**Important Information**
Experience: + 5 years
Job Mode: Full-time
Work Mode: Work from home
**Job Summary**
As a **_Senior Site Reliability Engineer (6632)_**, you will be part of a highly skilled technology and agile team by supporting and developing cutting-edge solutions to meet our business requirements. You will help us accelerate our customers' business results by innovating cutting-edge digital products.
Your responsibilities will include leading and actively participating in the design, development, and delivery of our software projects.
**Responsibilities and Duties**
- Design, implement, and maintain highly available and scalable cloud infrastructure on AWS platform.
- Develop and implement automated monitoring, alerting, and incident response mechanisms to ensure proactive identification and resolution of system issues.
- Collaborate with software engineering teams to establish Service Level Objectives (SLOs) and Service Level Indicators (SLIs) to measure system reliability and performance.
- Conduct regular performance analysis, capacity planning to anticipate and address scaling requirements.
- Implement and maintain disaster recovery and failover strategies to mitigate service disruptions and ensure business continuity.
- Lead incident response and post-mortem analysis to identify root causes and implement preventive measures.
- Continuously improve system reliability through automation, optimization, and implementation of best practices.
- Stay updated with the latest AWS services and technologies, and evaluate their applicability to enhance our infrastructure and operations.
- Mentor junior team members and foster a culture of collaboration, learning, and continuous improvement.
**Qualifications and Skills**
- Bachelor's degree in Computer Science, Engineering, or related field. Master's degree preferred.
- AWS Certified Solutions Architect - Professional or AWS Certified DevOps Engineer - Professional certification is required.
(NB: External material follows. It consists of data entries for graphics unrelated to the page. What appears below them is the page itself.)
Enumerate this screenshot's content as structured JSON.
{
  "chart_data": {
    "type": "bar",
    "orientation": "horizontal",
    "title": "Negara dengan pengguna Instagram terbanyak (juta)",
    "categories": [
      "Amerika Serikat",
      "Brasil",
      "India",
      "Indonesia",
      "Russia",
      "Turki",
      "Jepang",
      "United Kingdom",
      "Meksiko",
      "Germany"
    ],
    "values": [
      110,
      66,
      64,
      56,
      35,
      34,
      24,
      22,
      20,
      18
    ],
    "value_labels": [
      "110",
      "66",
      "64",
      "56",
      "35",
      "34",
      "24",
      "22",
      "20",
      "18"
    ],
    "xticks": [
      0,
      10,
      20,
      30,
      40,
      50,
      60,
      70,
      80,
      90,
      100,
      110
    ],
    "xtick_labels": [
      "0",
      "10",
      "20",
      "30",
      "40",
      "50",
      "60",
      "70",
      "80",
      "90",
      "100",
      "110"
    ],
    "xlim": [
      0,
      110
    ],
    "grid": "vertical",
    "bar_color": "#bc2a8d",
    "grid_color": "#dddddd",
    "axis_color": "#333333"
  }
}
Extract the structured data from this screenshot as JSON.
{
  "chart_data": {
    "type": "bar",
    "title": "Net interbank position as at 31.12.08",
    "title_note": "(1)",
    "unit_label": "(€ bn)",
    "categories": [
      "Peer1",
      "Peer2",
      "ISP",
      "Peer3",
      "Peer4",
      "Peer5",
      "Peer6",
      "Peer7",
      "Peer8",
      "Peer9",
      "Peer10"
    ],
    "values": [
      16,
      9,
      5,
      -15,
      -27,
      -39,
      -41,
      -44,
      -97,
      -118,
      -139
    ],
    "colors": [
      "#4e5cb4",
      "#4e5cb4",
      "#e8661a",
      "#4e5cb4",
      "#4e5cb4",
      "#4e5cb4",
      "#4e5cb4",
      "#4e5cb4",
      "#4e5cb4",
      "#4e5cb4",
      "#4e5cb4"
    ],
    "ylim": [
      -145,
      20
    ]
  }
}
- 8+ years of experience in Site Reliability Engineering, DevOps, or related roles, with a focus on AWS cloud technologies.
- Strong understanding of cloud architecture principles and experience with AWS services such as EC2, S3, RDS, Lambda, DynamoDB, etc.
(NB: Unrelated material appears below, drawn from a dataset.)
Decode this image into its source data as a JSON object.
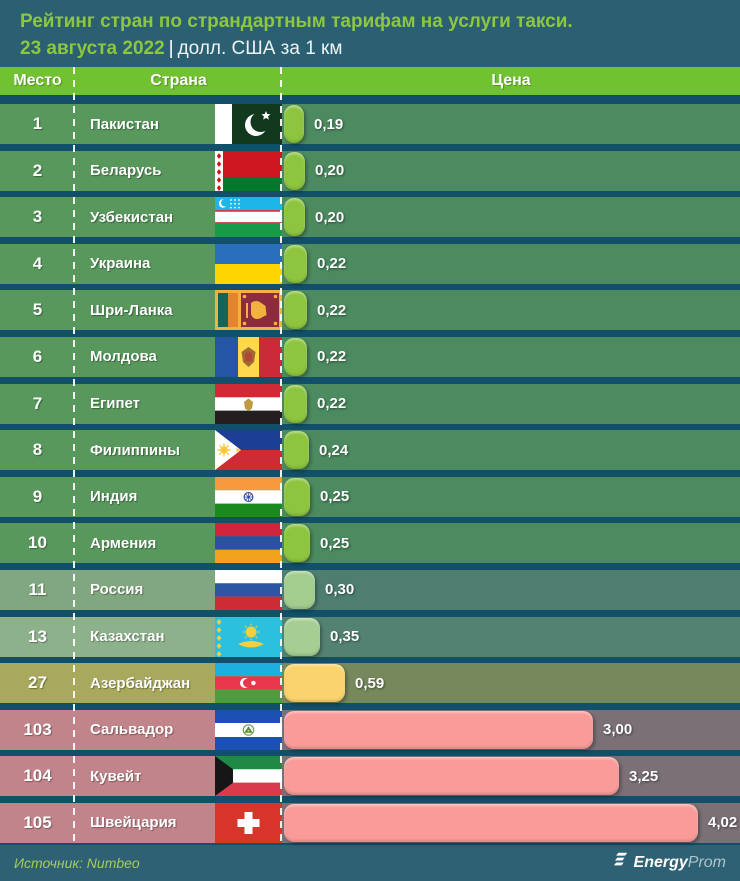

- Proficiency in scripting and automation using languages such as Python, Bash, or PowerShell.
- Experience with infrastructure as code (IaC) tools such as Terraform or CloudFormation for provisioning and configuration management.
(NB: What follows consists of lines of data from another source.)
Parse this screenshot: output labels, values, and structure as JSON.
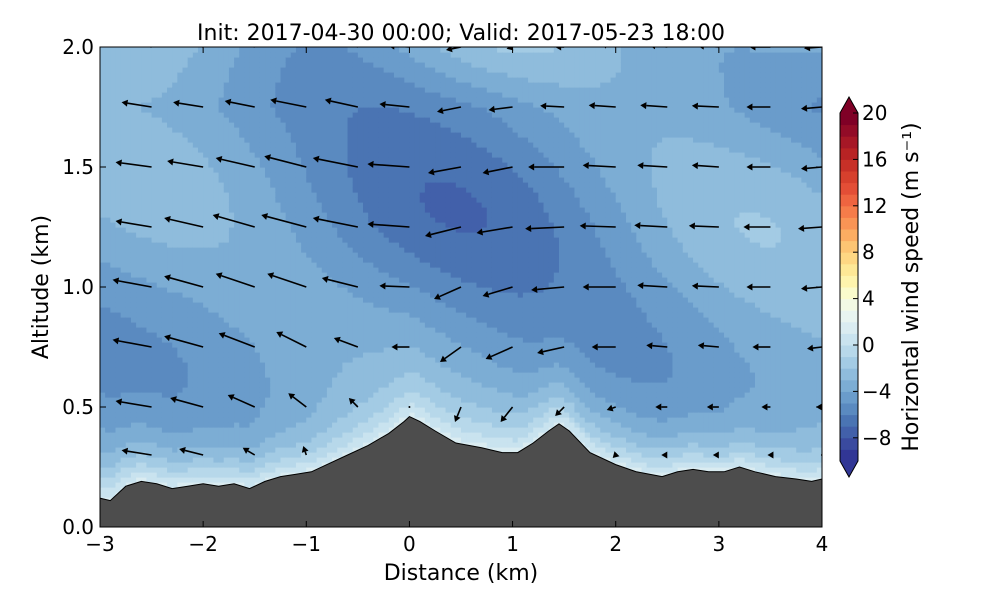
{
  "chart_data": {
    "type": "heatmap",
    "title": "Init: 2017-04-30 00:00; Valid: 2017-05-23 18:00",
    "xlabel": "Distance (km)",
    "ylabel": "Altitude (km)",
    "xlim": [
      -3,
      4
    ],
    "ylim": [
      0,
      2
    ],
    "xticks": [
      -3,
      -2,
      -1,
      0,
      1,
      2,
      3,
      4
    ],
    "xtick_labels": [
      "−3",
      "−2",
      "−1",
      "0",
      "1",
      "2",
      "3",
      "4"
    ],
    "yticks": [
      0.0,
      0.5,
      1.0,
      1.5,
      2.0
    ],
    "ytick_labels": [
      "0.0",
      "0.5",
      "1.0",
      "1.5",
      "2.0"
    ],
    "grid": false,
    "colorbar": {
      "label": "Horizontal wind speed (m s⁻¹)",
      "min": -10,
      "max": 20,
      "step": 1,
      "extend": "both",
      "ticks": [
        -8,
        -4,
        0,
        4,
        8,
        12,
        16,
        20
      ],
      "tick_labels": [
        "−8",
        "−4",
        "0",
        "4",
        "8",
        "12",
        "16",
        "20"
      ],
      "colors": [
        "#313695",
        "#3a4a9f",
        "#4260aa",
        "#4a74b3",
        "#5a8ac0",
        "#6a9ccb",
        "#7cadd4",
        "#8fbcdc",
        "#a3cbe4",
        "#b7d8ea",
        "#c9e3ef",
        "#daecf1",
        "#e8f4f0",
        "#f3f9e4",
        "#fafbcc",
        "#fef4ad",
        "#fee896",
        "#fed783",
        "#fdc573",
        "#fcad62",
        "#f99455",
        "#f57c4a",
        "#ee6440",
        "#e34e36",
        "#d6402d",
        "#c73027",
        "#b82324",
        "#a61726",
        "#920b27",
        "#7f0026"
      ]
    },
    "terrain": {
      "color": "#4d4d4d",
      "x": [
        -3.0,
        -2.9,
        -2.75,
        -2.6,
        -2.45,
        -2.3,
        -2.15,
        -2.0,
        -1.85,
        -1.7,
        -1.55,
        -1.4,
        -1.25,
        -1.1,
        -0.95,
        -0.8,
        -0.6,
        -0.4,
        -0.2,
        -0.05,
        0.0,
        0.1,
        0.25,
        0.45,
        0.7,
        0.9,
        1.05,
        1.2,
        1.35,
        1.45,
        1.55,
        1.75,
        2.0,
        2.2,
        2.45,
        2.6,
        2.75,
        2.9,
        3.05,
        3.2,
        3.35,
        3.55,
        3.75,
        3.9,
        4.0
      ],
      "z": [
        0.12,
        0.11,
        0.17,
        0.19,
        0.18,
        0.16,
        0.17,
        0.18,
        0.17,
        0.18,
        0.16,
        0.19,
        0.21,
        0.22,
        0.23,
        0.26,
        0.3,
        0.34,
        0.39,
        0.44,
        0.46,
        0.44,
        0.4,
        0.35,
        0.33,
        0.31,
        0.31,
        0.35,
        0.4,
        0.43,
        0.4,
        0.31,
        0.26,
        0.23,
        0.21,
        0.23,
        0.24,
        0.23,
        0.23,
        0.25,
        0.23,
        0.21,
        0.2,
        0.19,
        0.2
      ]
    },
    "wind_field": {
      "x": [
        -3.0,
        -2.5,
        -2.0,
        -1.5,
        -1.0,
        -0.5,
        0.0,
        0.5,
        1.0,
        1.5,
        2.0,
        2.5,
        3.0,
        3.5,
        4.0
      ],
      "z": [
        2.0,
        1.75,
        1.5,
        1.25,
        1.0,
        0.75,
        0.5,
        0.3
      ],
      "u": [
        [
          -4.0,
          -5.0,
          -4.5,
          -4.0,
          -5.0,
          -4.5,
          -3.5,
          -2.5,
          -1.0,
          -1.5,
          -2.5,
          -3.0,
          -3.5,
          -3.5,
          -3.0
        ],
        [
          -4.5,
          -5.0,
          -5.0,
          -5.0,
          -6.0,
          -5.5,
          -5.0,
          -4.0,
          -4.0,
          -4.0,
          -4.5,
          -4.5,
          -4.5,
          -4.0,
          -3.5
        ],
        [
          -5.0,
          -6.0,
          -6.0,
          -6.5,
          -7.0,
          -7.5,
          -7.0,
          -5.5,
          -5.0,
          -6.0,
          -5.5,
          -5.0,
          -4.5,
          -4.0,
          -3.5
        ],
        [
          -5.0,
          -6.0,
          -6.5,
          -7.0,
          -7.5,
          -7.5,
          -7.0,
          -6.0,
          -6.0,
          -6.5,
          -6.0,
          -5.5,
          -5.0,
          -4.5,
          -4.0
        ],
        [
          -5.5,
          -6.5,
          -6.5,
          -6.5,
          -6.5,
          -6.0,
          -5.0,
          -4.5,
          -5.0,
          -5.5,
          -5.5,
          -5.0,
          -4.5,
          -4.0,
          -3.5
        ],
        [
          -6.0,
          -6.5,
          -6.5,
          -6.0,
          -5.0,
          -4.0,
          -3.0,
          -3.5,
          -4.5,
          -4.5,
          -4.0,
          -3.5,
          -3.5,
          -3.0,
          -2.5
        ],
        [
          -6.0,
          -6.0,
          -5.5,
          -4.5,
          -3.0,
          -1.5,
          0,
          -1.0,
          -2.0,
          -1.5,
          -1.5,
          -2.0,
          -2.0,
          -1.5,
          -1.0
        ],
        [
          -5.0,
          -5.0,
          -4.0,
          -2.0,
          -0.5,
          0,
          0,
          0,
          0,
          0,
          -0.5,
          -1.0,
          -1.0,
          -0.5,
          0
        ]
      ],
      "w": [
        [
          0.5,
          0.8,
          0.8,
          0.8,
          1.0,
          1.0,
          0.2,
          -0.5,
          -0.3,
          0.0,
          0.5,
          0.3,
          0.2,
          0.0,
          -0.2
        ],
        [
          0.5,
          0.8,
          0.8,
          1.0,
          1.2,
          1.2,
          0.5,
          -0.8,
          -0.5,
          0.2,
          0.3,
          0.3,
          0.2,
          0.0,
          -0.3
        ],
        [
          0.5,
          0.8,
          1.0,
          1.5,
          1.8,
          1.5,
          0.5,
          -1.0,
          -1.0,
          0.0,
          0.3,
          0.3,
          0.3,
          0.0,
          -0.3
        ],
        [
          0.8,
          1.0,
          1.5,
          2.0,
          2.0,
          1.5,
          0.5,
          -1.5,
          -1.0,
          -0.3,
          0.2,
          0.3,
          0.2,
          0.0,
          -0.3
        ],
        [
          0.8,
          1.2,
          1.8,
          2.2,
          2.2,
          1.5,
          0.2,
          -2.0,
          -1.5,
          -0.5,
          0.0,
          0.3,
          0.2,
          0.0,
          -0.3
        ],
        [
          0.8,
          1.2,
          1.8,
          2.3,
          2.5,
          1.5,
          0,
          -2.5,
          -2.0,
          -1.0,
          0.0,
          0.3,
          0.3,
          0.0,
          -0.3
        ],
        [
          0.8,
          1.0,
          1.5,
          2.0,
          2.3,
          1.5,
          0,
          -2.5,
          -2.5,
          -1.5,
          -0.5,
          0.0,
          0.0,
          0.0,
          0.0
        ],
        [
          0.5,
          0.8,
          1.0,
          1.2,
          1.5,
          1.0,
          0,
          -2.0,
          -2.0,
          -1.0,
          -0.5,
          0.0,
          0.0,
          0.0,
          0.0
        ]
      ]
    }
  }
}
- Hands-on experience with monitoring, logging, and observability tools such as CloudWatch, Prometheus, Grafana, ELK stack, etc.
- Solid understanding of CI/CD principles and experience with related tools like Jenkins, GitLab CI/CD, or AWS CodePipeline.
- Excellent problem-solving skills and the ability to troubleshoot complex issues in distributed systems.
- Strong communication and collaboration skills, with the ability to work effectively in cross-functional teams and influence stakeholders at all levels.
**About Encora**
Encora is the preferred digital engineering and modernization partner of some of the world's leading enterprises and digital native companies. With over 9,000 experts in 47+ offices and innovation labs worldwide, Encora's technology practices include Product Engineering & Development, Cloud Services, Quality Engineering, DevSecOps, Data & Analytics, Digital Experience, Cybersecurity, and AI & LLM Engineering.
**At Encora, we hire professionals based solely on their skills and qualifications, and do not discriminate based on age, disability, religion, gender, sexual orientation, socioeconomic status, or nationality.